The study results indicated that the CR strategy was the most effective at reducing LOS and percentage of flights with LOS, even in the presence of trajectory error when uncertainty is accounted for in planning. Thus, if the objective is to reduce the number of actions that the tactical conflict management layer will have to take, in terms of conflicts that may need to be resolved, CR is the strategy to use. The FR strategy was found to be the worst at reducing LOS and percentage of flights with LOS. Thus, it is not very effective at reducing the actions required by a tactical conflict management layer.

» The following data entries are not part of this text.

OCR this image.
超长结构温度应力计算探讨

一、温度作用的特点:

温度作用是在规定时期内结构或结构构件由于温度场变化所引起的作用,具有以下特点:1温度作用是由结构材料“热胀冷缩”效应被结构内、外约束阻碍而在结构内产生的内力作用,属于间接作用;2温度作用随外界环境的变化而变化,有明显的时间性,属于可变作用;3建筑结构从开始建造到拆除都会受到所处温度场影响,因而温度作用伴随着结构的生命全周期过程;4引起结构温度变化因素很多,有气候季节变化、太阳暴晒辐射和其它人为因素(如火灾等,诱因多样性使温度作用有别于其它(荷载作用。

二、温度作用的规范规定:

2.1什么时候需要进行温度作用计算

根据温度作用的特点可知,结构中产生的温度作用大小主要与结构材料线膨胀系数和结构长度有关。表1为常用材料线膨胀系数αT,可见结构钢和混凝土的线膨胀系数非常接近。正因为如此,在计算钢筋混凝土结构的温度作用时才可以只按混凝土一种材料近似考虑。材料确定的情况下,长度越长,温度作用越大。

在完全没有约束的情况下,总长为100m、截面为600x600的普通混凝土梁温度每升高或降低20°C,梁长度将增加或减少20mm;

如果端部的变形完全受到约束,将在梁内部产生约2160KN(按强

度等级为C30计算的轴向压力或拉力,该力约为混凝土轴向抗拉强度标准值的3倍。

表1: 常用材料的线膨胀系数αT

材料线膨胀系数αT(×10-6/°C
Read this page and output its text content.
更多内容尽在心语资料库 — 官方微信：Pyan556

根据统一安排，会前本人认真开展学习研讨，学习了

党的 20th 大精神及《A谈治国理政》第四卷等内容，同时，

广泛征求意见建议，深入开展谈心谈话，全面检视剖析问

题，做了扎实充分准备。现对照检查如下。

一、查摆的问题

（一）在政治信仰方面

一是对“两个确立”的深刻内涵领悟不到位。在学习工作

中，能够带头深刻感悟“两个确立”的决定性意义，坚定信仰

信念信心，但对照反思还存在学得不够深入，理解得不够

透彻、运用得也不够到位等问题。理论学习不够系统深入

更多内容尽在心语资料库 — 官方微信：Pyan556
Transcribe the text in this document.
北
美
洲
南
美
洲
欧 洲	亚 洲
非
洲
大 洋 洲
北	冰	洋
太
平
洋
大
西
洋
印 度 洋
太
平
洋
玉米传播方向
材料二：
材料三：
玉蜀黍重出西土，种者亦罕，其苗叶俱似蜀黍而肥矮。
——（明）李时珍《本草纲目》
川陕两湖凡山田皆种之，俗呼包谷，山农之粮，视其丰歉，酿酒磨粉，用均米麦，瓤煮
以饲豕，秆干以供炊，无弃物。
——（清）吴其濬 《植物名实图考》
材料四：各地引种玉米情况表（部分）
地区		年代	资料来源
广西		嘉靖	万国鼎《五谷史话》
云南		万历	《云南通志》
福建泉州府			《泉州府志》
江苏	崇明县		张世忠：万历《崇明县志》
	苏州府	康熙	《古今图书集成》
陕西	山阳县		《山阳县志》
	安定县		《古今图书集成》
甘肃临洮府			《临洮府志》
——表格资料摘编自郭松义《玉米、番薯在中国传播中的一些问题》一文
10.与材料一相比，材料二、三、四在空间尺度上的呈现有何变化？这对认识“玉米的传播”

In the airspace tested, the demand was high enough to produce unacceptable levels of flight delay and reductions of throughput when the SCM strategies were implemented. This was especially evident at the higher levels of trajectory uncertainty and error. The need to account for expected levels of uncertainty becomes more and more important as the demand level increases and as the level of trajectory error increases. This is because the likelihood of flights with LOS increases as the density of operations increases and as the level of trajectory error increases.

Accounting for uncertainty in the SCM strategies improves the strategy effectiveness with respect to LOS but increases delays and reduces throughput. Thus, there is a tradeoff between scalability and allowable levels of uncertainty. That is, we can implement an air traffic management construct that allows high levels of uncertainty, but we can expect that same system to have limits on scalability that may be evident even at small demand levels, such as those used in this study. Therefore, the results in this study indicate that an air traffic system should attempt to implement mechanisms appropriate for reducing uncertainty where possible in order to increase the chances for scalability. And this increased level of predictability of operations needs to be balanced with mechanisms for ensuring flexibility when operational conditions and plans need to change, even though those types of changes should be the exception rather than the rule under normal conditions.

The study also introduced a trade space that could serve as a mechanism for selecting the appropriate SCM strategy in a trade-off between uncertainty and error, mean flight delay, and the LOS metrics (which this study equates to the potential for tactical conflict management actions). The optimal solution for a given airspace, demand level, and other factors, could likely be a combination of SCM strategies, although this study only compared the use of a single SCM strategy at a time. The CR strategy appeared to have the best opportunity for scalability by limiting the number of potential tactical actions to nearly zero.